En un contexto de costos productivos crecientes, el sorgo emerge en el sector agroindustrial como una alternativa de alto valor para la producción porcina. Especialistas del sector destacan que la inclusión de este grano en las dietas de los cerdos no solo es viable desde el punto de vista nutricional, sino que se ha convertido en una herramienta fundamental para mejorar los márgenes económicos de los establecimientos.
Históricamente, el maíz ha sido el componente energético por excelencia; sin embargo, el sorgo ofrece un aporte calórico similar (aproximadamente el 95% del valor energético del maíz) con una ventaja competitiva en su precio de mercado. Esta brecha de costos permite a los productores disminuir el gasto más significativo de la actividad: la alimentación, que representa entre el 70% y el 80% de los costos totales de producción.
Desde el aspecto técnico, las nuevas variedades de sorgo de bajo contenido en taninos han eliminado las antiguas barreras de digestibilidad.
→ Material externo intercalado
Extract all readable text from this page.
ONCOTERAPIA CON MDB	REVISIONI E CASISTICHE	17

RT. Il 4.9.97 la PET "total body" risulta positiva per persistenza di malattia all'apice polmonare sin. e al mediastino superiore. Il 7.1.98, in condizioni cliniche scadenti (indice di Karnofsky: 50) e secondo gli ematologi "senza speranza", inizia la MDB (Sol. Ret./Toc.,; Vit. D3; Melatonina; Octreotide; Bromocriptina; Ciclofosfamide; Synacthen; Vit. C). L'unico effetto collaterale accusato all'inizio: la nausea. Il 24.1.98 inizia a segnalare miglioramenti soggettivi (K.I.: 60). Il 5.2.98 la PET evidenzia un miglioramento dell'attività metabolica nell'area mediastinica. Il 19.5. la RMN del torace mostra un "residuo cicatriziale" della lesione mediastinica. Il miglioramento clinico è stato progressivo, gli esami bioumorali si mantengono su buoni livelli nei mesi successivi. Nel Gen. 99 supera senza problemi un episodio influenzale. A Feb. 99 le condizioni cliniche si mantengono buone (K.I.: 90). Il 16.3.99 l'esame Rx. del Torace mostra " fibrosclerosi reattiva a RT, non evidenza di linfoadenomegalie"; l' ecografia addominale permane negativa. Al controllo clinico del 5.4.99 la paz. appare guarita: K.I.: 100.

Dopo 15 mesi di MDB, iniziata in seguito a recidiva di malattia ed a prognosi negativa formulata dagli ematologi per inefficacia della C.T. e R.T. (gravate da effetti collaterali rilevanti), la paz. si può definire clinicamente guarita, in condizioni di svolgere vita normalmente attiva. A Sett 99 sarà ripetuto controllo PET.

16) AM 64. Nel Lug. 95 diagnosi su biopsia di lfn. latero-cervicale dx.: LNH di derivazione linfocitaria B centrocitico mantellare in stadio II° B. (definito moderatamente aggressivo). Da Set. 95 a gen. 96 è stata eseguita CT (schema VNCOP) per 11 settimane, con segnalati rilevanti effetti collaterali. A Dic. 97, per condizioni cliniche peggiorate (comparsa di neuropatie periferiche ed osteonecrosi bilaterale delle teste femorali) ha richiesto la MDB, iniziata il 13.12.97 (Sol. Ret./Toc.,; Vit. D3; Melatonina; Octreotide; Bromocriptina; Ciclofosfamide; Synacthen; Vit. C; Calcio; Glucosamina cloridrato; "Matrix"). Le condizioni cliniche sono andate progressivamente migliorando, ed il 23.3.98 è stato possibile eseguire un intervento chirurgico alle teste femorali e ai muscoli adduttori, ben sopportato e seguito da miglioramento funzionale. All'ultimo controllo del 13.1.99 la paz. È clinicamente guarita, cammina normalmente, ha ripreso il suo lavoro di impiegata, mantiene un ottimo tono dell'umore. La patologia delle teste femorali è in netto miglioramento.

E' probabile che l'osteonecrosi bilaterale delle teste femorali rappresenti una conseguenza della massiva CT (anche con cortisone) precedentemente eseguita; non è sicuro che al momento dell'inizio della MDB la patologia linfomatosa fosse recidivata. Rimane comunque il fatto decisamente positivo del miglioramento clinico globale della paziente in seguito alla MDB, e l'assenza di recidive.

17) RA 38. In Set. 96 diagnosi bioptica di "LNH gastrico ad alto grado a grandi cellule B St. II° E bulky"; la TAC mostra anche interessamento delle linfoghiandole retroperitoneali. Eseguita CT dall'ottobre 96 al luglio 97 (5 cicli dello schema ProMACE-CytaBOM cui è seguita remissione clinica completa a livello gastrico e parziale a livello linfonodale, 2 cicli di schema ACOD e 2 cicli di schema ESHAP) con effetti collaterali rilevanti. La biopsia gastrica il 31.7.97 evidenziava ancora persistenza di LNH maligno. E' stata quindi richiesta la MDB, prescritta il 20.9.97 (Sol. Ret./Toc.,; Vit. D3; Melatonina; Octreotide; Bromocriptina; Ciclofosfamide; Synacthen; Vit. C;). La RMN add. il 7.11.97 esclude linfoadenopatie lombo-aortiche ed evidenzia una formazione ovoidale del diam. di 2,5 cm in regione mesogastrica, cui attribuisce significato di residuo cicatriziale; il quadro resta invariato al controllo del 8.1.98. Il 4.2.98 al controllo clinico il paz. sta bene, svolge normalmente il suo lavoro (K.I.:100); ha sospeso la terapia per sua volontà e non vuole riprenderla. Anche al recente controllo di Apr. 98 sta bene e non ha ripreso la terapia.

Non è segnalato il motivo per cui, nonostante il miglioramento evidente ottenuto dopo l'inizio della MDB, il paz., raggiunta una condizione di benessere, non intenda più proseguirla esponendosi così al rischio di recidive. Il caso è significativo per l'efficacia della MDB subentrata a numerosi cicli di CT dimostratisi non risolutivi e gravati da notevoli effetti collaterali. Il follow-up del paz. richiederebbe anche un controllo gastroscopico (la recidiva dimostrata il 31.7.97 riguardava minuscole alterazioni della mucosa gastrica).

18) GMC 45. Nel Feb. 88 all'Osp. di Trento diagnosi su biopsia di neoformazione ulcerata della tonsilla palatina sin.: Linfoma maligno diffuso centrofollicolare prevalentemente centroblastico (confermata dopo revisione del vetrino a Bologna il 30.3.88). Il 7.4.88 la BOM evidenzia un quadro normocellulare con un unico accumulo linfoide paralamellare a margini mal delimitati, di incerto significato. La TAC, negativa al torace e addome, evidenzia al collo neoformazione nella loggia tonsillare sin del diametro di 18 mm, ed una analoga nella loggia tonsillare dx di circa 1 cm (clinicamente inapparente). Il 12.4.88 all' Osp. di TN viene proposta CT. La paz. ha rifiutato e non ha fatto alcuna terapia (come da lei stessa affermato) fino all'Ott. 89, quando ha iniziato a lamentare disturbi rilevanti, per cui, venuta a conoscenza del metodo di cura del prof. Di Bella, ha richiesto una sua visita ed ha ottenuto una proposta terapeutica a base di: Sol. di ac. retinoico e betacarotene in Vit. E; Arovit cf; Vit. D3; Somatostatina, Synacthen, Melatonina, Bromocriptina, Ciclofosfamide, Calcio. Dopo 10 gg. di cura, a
Esto permite que el grano sea utilizado en proporciones elevadas durante las etapas de crecimiento y terminación, logrando índices de conversión alimenticia altamente eficientes. Además, los expertos señalan que el uso de sorgo contribuye a obtener una grasa más firme y blanca en la canal, una característica valorada en la industria frigorífica y de chacinados.
La versatilidad del cultivo también se traslada al campo: su mayor tolerancia al estrés hídrico y térmico en comparación con otros cereales asegura una oferta constante de grano incluso en campañas climáticamente adversas. Con un manejo adecuado de la molienda para optimizar la absorción de nutrientes, el sorgo se posiciona hoy como el aliado perfecto para los productores que buscan eficiencia productiva y sostenibilidad financiera.